I wrote a column for the Harvard Business Review this month in which I argued that middle management as a role is rapidly disappearing. Readers of my blog will have seen some aspects of my ideas played out over the last year. The technology revolution has indeed brought us a lot—dramatic improvement in what we know about customers and how we interact with them, markedly better information to make decisions, the ability to work through virtual teams scattered around the globe. But its unseen legacy might be something much more fundamental: It has changed the very nature of how people work. One consequence seems clear. The classic job of the middle manager will soon disappear.
Here are the four reasons why I think the disappearance is on the cards:
- Technology has become the great general manager. It can monitor performance closely, provide instant feedback, even create reports and presentations. When technology can play much of the role of the manager – why have one?
- Skilled team members are increasingly self-managed. That’s not to say they need a team leader – but this is likely to be taken from a member of the team who is highly skilled and it could well be a rotating role. So when teams can manage themselves – what can a general manager add?
- Attitudes toward management have also changed. As my research makes clear, Gen Y workers see no value in reporting to someone who simply keeps track of what they do, when much of that can be done by themselves, their peers, or a machine. What they do value is mentoring and coaching from someone they respect. Someone, in other words, who is a master—not a general manager.
- It was possible in the past to manage ‘intuitively’ and for good management skills to come as part of the whole ‘decent person’ angle. Now management is fiendishly difficult – particularly if people are located virtually across the globe. These situations take extreme specialist skills to lead.
That leaves people with general management skills in a very vulnerable position. Their value has often come from networks and abilities built up in one company, but as time with a single company decreases, such value looks increasingly non-transferrable. Plus, thanks to the Internet and search engines, everyone now knows or can know about everything. There is little competitive advantage in being a jack-of-all-trades when your main competitor might be Wikipedia.
The argument has created a rather lively response. Some picked up on the point that the role of the manager is to coach and mentor. But I don’t think it is simply to coach and mentor. In a world of deeper and more specialist skills the management role is nearer to the medieval ‘master’ role of skill development. To carve a management role over the next two decades will require two crucial investments.
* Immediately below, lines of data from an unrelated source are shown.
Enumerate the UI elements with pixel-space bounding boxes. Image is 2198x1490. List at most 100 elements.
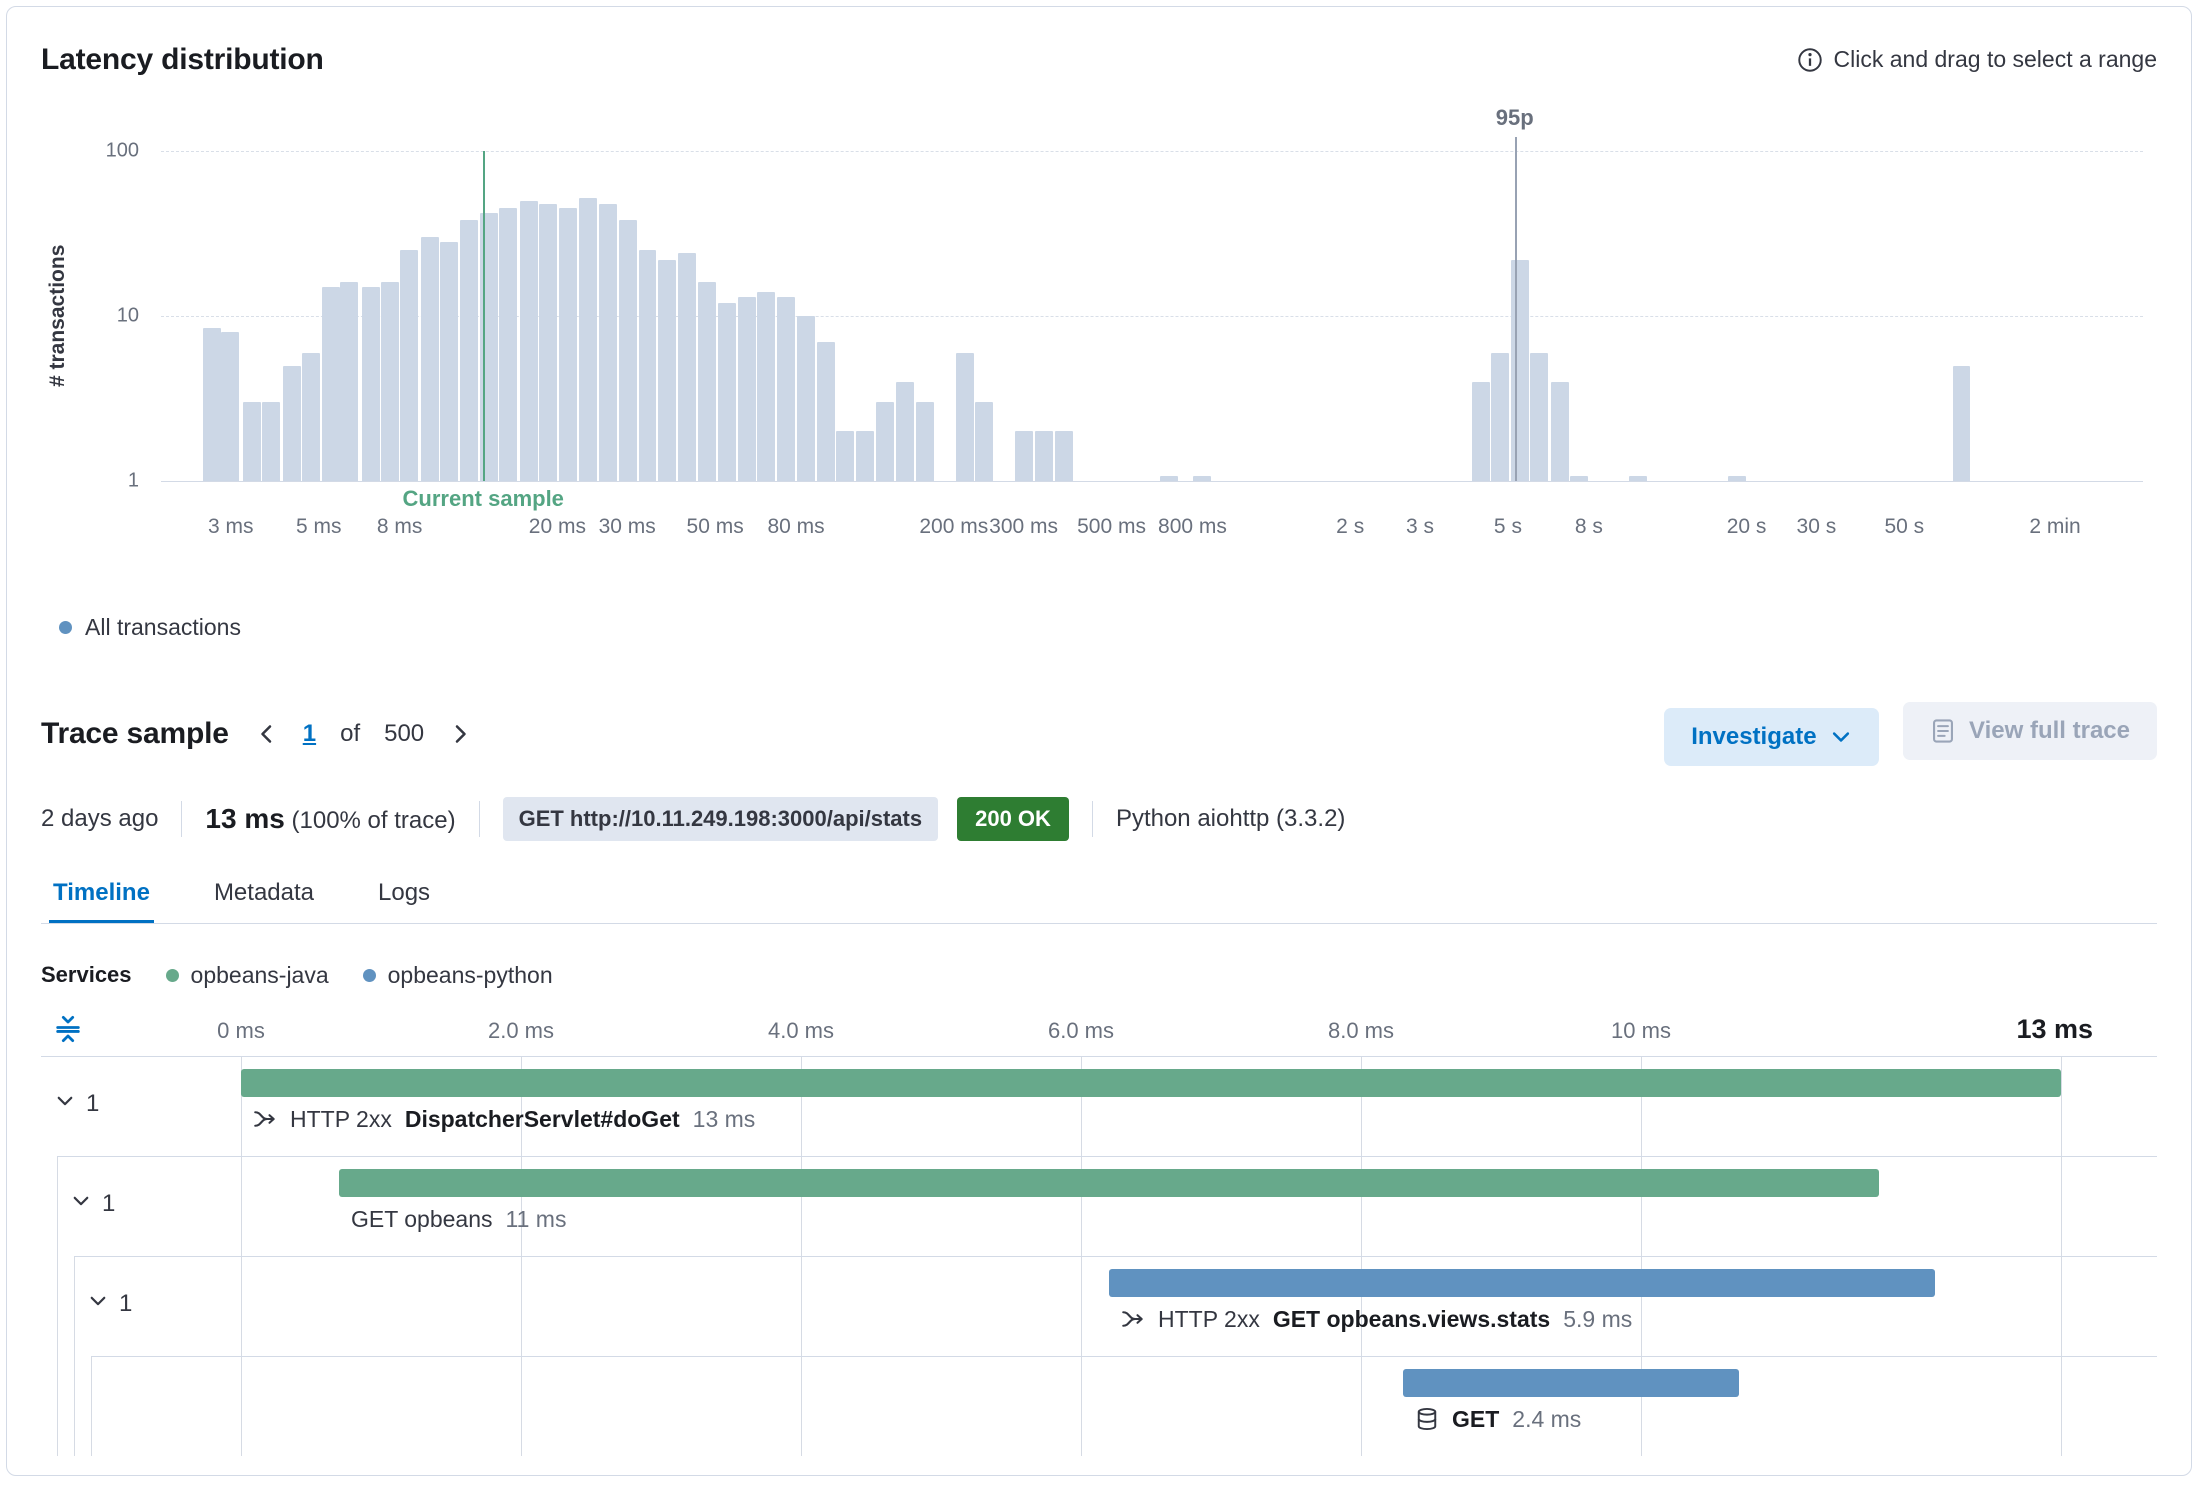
y-tick-label: 10 (116, 304, 139, 327)
waterfall-bar[interactable] (241, 1069, 2061, 1097)
service-opbeans-python: opbeans-python (362, 962, 553, 989)
histogram-bar (975, 402, 994, 481)
trace-duration: 13 ms (205, 803, 285, 834)
document-icon (1933, 719, 1954, 743)
histogram-bar (717, 302, 736, 481)
span-name: GET opbeans.views.stats (1272, 1305, 1551, 1332)
row-separator (41, 1056, 2157, 1057)
trace-actions: Investigate View full trace (1664, 702, 2157, 766)
current-page-number[interactable]: 1 (302, 720, 317, 747)
ruler-tick-label: 6.0 ms (1047, 1018, 1115, 1043)
ruler-total-duration: 13 ms (2016, 1014, 2093, 1044)
range-hint: Click and drag to select a range (1797, 46, 2157, 73)
request-url-badge: GET http://10.11.249.198:3000/api/stats (502, 797, 939, 841)
x-tick-label: 20 ms (528, 515, 586, 538)
waterfall-item-label: GET opbeans 11 ms (351, 1204, 566, 1234)
nesting-guide (74, 1256, 75, 1456)
histogram-bar (1193, 476, 1212, 481)
tab-logs[interactable]: Logs (378, 879, 431, 906)
histogram-bar (1015, 431, 1033, 481)
x-tick-label: 300 ms (989, 515, 1059, 538)
waterfall-bar[interactable] (339, 1169, 1879, 1197)
histogram-bar (221, 332, 239, 481)
x-tick-label: 50 s (1884, 515, 1925, 538)
services-legend: Services opbeans-java opbeans-python (41, 960, 2157, 990)
histogram-bar (579, 197, 597, 481)
x-tick-label: 5 ms (295, 515, 342, 538)
span-duration: 13 ms (692, 1105, 756, 1132)
x-tick-label: 500 ms (1077, 515, 1146, 538)
x-tick-label: 5 s (1493, 515, 1522, 538)
histogram-bar (1159, 476, 1178, 481)
x-tick-label: 8 s (1574, 515, 1603, 538)
next-sample-button[interactable] (448, 722, 472, 746)
row-separator (91, 1356, 2157, 1357)
fold-timeline-icon[interactable] (53, 1014, 83, 1049)
histogram-bar (302, 352, 320, 481)
service-java-label: opbeans-java (190, 961, 329, 988)
transaction-icon (253, 1107, 277, 1131)
histogram-bar (440, 242, 458, 481)
view-full-trace-button[interactable]: View full trace (1903, 702, 2157, 760)
y-gridline (161, 481, 2143, 482)
chevron-down-icon (55, 1090, 75, 1118)
histogram-bar (598, 203, 617, 481)
trace-duration-pct: (100% of trace) (291, 807, 456, 834)
waterfall-item-label: HTTP 2xx DispatcherServlet#doGet 13 ms (253, 1104, 755, 1134)
services-label: Services (41, 962, 132, 987)
x-tick-label: 30 ms (598, 515, 656, 538)
x-tick-label: 8 ms (376, 515, 423, 538)
latency-chart: # transactions Current sample 95p 1 10 100 … (41, 105, 2157, 611)
tab-timeline[interactable]: Timeline (49, 867, 154, 923)
chevron-down-icon (88, 1290, 108, 1318)
histogram-bar (459, 220, 478, 481)
x-tick-label: 3 ms (208, 515, 254, 538)
ruler-tick-label: 10 ms (1611, 1018, 1671, 1043)
waterfall-item-label: GET 2.4 ms (1415, 1404, 1581, 1434)
x-tick-label: 3 s (1405, 515, 1435, 538)
histogram-bar (340, 282, 359, 481)
row-separator (57, 1156, 2157, 1157)
span-name: GET opbeans (351, 1205, 493, 1232)
p95-annotation-line (1514, 137, 1517, 481)
chevron-right-icon (455, 725, 466, 743)
histogram-bar (361, 286, 380, 481)
waterfall-bar[interactable] (1109, 1269, 1935, 1297)
prev-sample-button[interactable] (255, 722, 279, 746)
span-type-badge: HTTP 2xx (1158, 1305, 1260, 1332)
divider (1091, 801, 1093, 837)
histogram-bar (737, 297, 756, 481)
histogram-bar (1629, 476, 1648, 481)
expand-toggle[interactable]: 1 (88, 1290, 132, 1318)
histogram-bar (895, 381, 914, 481)
chevron-down-icon (1832, 732, 1849, 742)
waterfall-bar[interactable] (1403, 1369, 1739, 1397)
histogram-bar (538, 203, 557, 481)
x-tick-label: 20 s (1726, 515, 1767, 538)
p95-annotation-label: 95p (1495, 105, 1534, 130)
histogram-bar (1472, 381, 1491, 481)
tab-metadata[interactable]: Metadata (213, 879, 315, 906)
chevron-down-icon (71, 1190, 91, 1218)
histogram-bar (638, 250, 657, 481)
chart-legend-all-transactions[interactable]: All transactions (41, 613, 2157, 641)
legend-label: All transactions (85, 613, 241, 640)
histogram-bar (698, 282, 716, 481)
expand-toggle[interactable]: 1 (71, 1190, 115, 1218)
investigate-button[interactable]: Investigate (1664, 708, 1879, 766)
trace-age: 2 days ago (41, 805, 159, 832)
histogram-bar (678, 253, 697, 481)
expand-toggle[interactable]: 1 (55, 1090, 99, 1118)
histogram-bar (916, 402, 935, 481)
apm-transaction-panel: Latency distribution Click and drag to s… (6, 6, 2192, 1476)
trace-sample-title: Trace sample (41, 717, 229, 750)
histogram-bar (499, 208, 518, 481)
span-name: GET (1452, 1405, 1500, 1432)
chevron-left-icon (260, 725, 272, 743)
histogram-bar (1728, 476, 1746, 481)
trace-sample-header: Trace sample 1 of 500 Investigate (41, 702, 2157, 766)
row-separator (74, 1256, 2157, 1257)
latency-histogram-plot[interactable]: Current sample 95p (161, 105, 2143, 511)
current-sample-line (483, 151, 486, 481)
histogram-bar (421, 237, 440, 481)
First, to acquire and build knowledge or competencies that are valuable and rare—what I would call your “signature.” Without it you will become invisible, no longer propped up by the trappings of managerial life. Then to develop new areas of proficiency, or move into adjacencies, throughout your working life to keep your management skills fresh.
To paraphrase from my colleague Professor Rob Goffee – ‘why would anyone want to be managed by you?’